We, responsibly, concur.
And of all whiskeys, Scotch whiskey is the whiskey. It’s so whiskey, in fact, that it’s whisky—the “e” has been dropped. In fact, true Scotch-drinking Scots believe that if the whiskey is marketed with an “e,” then the whiskey doesn’t come from the island, meaning that they whiskey’s Yankee, and not worth drinking at all.
And this puts us Yanks in a tight spot. Sure, we make—and drink—our fair share of whiskey, but what’s a carbon-conscious connoisseur to do when he or she wants to enjoy a finger or two of Scotch without the troubles, tariffs and hassles of importing the most urbane and sophisticated of all spirits?

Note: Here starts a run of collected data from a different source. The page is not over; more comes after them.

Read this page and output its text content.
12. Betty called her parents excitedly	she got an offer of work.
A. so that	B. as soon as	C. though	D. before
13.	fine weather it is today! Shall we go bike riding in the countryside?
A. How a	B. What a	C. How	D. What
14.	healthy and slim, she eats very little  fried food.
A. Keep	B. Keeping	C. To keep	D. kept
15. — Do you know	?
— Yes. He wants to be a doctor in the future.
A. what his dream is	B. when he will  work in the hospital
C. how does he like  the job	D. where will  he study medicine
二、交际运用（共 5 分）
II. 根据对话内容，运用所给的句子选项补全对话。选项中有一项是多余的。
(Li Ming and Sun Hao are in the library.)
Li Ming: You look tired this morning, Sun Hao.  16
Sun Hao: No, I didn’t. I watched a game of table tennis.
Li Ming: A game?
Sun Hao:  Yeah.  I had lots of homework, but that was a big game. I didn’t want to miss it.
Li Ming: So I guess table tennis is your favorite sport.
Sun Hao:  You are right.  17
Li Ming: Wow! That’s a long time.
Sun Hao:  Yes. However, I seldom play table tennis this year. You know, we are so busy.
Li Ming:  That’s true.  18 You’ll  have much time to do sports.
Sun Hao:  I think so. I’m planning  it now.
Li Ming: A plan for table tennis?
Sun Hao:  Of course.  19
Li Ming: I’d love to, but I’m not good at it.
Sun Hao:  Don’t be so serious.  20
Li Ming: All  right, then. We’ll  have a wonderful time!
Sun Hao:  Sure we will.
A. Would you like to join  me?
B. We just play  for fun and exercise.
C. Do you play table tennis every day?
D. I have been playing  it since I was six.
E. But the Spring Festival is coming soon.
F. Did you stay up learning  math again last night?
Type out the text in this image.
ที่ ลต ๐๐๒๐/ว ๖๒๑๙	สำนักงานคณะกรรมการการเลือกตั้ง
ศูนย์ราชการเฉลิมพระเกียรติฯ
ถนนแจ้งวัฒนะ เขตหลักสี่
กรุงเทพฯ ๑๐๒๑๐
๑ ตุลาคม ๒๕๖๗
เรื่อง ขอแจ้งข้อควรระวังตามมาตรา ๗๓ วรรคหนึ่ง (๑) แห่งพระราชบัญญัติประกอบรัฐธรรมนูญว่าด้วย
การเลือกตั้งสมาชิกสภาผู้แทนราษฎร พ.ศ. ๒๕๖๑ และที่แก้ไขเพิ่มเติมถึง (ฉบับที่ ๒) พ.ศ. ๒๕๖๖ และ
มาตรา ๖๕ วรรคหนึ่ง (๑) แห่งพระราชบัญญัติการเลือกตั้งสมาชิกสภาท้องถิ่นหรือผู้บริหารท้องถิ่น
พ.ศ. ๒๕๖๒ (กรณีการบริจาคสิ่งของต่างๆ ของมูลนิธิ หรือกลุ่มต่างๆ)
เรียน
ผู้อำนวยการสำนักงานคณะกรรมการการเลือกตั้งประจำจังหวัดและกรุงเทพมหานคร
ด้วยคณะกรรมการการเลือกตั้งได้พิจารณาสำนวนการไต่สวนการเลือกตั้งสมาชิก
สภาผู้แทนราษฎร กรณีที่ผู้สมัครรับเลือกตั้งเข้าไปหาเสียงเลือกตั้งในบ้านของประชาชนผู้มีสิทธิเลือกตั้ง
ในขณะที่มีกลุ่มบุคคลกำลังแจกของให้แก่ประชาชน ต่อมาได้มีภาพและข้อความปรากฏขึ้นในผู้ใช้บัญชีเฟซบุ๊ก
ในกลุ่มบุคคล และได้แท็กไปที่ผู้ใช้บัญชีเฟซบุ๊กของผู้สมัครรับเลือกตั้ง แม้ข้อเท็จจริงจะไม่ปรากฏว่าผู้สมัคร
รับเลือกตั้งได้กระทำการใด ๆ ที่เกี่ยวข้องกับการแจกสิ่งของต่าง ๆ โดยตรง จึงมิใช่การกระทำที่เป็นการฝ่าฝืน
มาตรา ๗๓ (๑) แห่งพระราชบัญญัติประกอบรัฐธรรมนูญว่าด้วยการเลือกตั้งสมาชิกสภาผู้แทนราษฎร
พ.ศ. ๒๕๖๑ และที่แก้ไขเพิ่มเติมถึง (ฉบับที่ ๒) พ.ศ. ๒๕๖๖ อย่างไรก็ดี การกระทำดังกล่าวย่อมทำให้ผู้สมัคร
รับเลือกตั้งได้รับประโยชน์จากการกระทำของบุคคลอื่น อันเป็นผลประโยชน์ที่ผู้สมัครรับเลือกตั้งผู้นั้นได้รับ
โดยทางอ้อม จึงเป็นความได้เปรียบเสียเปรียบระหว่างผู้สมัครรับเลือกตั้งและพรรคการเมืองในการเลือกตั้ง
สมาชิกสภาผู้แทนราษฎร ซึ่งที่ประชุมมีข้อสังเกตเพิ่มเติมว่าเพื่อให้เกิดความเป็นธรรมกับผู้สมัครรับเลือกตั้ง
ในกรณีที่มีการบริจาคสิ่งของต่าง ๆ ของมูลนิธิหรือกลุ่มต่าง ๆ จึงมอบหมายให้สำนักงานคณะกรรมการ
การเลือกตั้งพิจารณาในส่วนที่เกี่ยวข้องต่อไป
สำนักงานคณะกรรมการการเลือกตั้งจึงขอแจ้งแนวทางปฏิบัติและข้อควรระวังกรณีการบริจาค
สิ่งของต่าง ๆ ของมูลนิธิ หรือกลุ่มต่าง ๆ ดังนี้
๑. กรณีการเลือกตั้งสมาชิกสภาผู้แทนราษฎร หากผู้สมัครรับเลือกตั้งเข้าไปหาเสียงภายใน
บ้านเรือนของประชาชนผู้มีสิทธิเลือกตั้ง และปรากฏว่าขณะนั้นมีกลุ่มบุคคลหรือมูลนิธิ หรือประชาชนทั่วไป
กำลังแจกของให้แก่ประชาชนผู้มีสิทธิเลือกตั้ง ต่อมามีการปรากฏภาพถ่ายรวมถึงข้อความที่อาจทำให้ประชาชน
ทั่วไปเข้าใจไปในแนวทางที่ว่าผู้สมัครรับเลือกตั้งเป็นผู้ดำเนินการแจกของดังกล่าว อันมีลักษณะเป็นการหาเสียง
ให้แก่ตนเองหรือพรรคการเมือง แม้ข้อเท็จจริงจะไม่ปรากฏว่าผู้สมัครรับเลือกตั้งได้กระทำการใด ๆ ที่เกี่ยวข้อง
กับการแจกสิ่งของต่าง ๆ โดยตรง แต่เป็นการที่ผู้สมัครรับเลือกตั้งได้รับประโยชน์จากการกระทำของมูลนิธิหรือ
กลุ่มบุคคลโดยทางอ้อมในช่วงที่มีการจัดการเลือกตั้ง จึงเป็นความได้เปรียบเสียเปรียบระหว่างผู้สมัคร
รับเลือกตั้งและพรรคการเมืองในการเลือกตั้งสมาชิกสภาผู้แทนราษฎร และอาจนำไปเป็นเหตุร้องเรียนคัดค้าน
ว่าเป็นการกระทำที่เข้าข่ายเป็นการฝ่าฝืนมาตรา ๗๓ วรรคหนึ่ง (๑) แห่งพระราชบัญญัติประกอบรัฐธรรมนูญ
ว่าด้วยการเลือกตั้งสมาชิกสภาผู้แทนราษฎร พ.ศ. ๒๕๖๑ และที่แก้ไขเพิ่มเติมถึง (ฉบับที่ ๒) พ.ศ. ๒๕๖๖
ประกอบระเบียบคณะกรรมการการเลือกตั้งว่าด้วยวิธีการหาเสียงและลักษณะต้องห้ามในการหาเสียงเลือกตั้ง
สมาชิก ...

That’s where Clear Creek, Portland’s distillers of Northwest spirits, comes in. Each year, Clear Creek produces a very limited batch of what they call McCarthy’s Single Malt Whiskey, a Lagavulin-like, 85-proof, single-peat-malted barley spirit fermented in a wash of unhopped beer at Widmer Brothers Brewing, and then barrel-aged for three years in old sherry casks and aged Oregon oak barrels.
In fact, the folks at Clear Creek say “(O)ur whiskey would be a single-malt scotch if Oregon were Scotland.”
The only trouble is, once this once-a-year whiskey hits the streets in June, it’s quickly gone.
Luckily, for you, our most knowledgable tipplers, The Original scampered and scored six cases of the stuff, which we suggest—when you’re in the mood for a treat—you best enjoy neat, or maybe with just a cube or two of ice.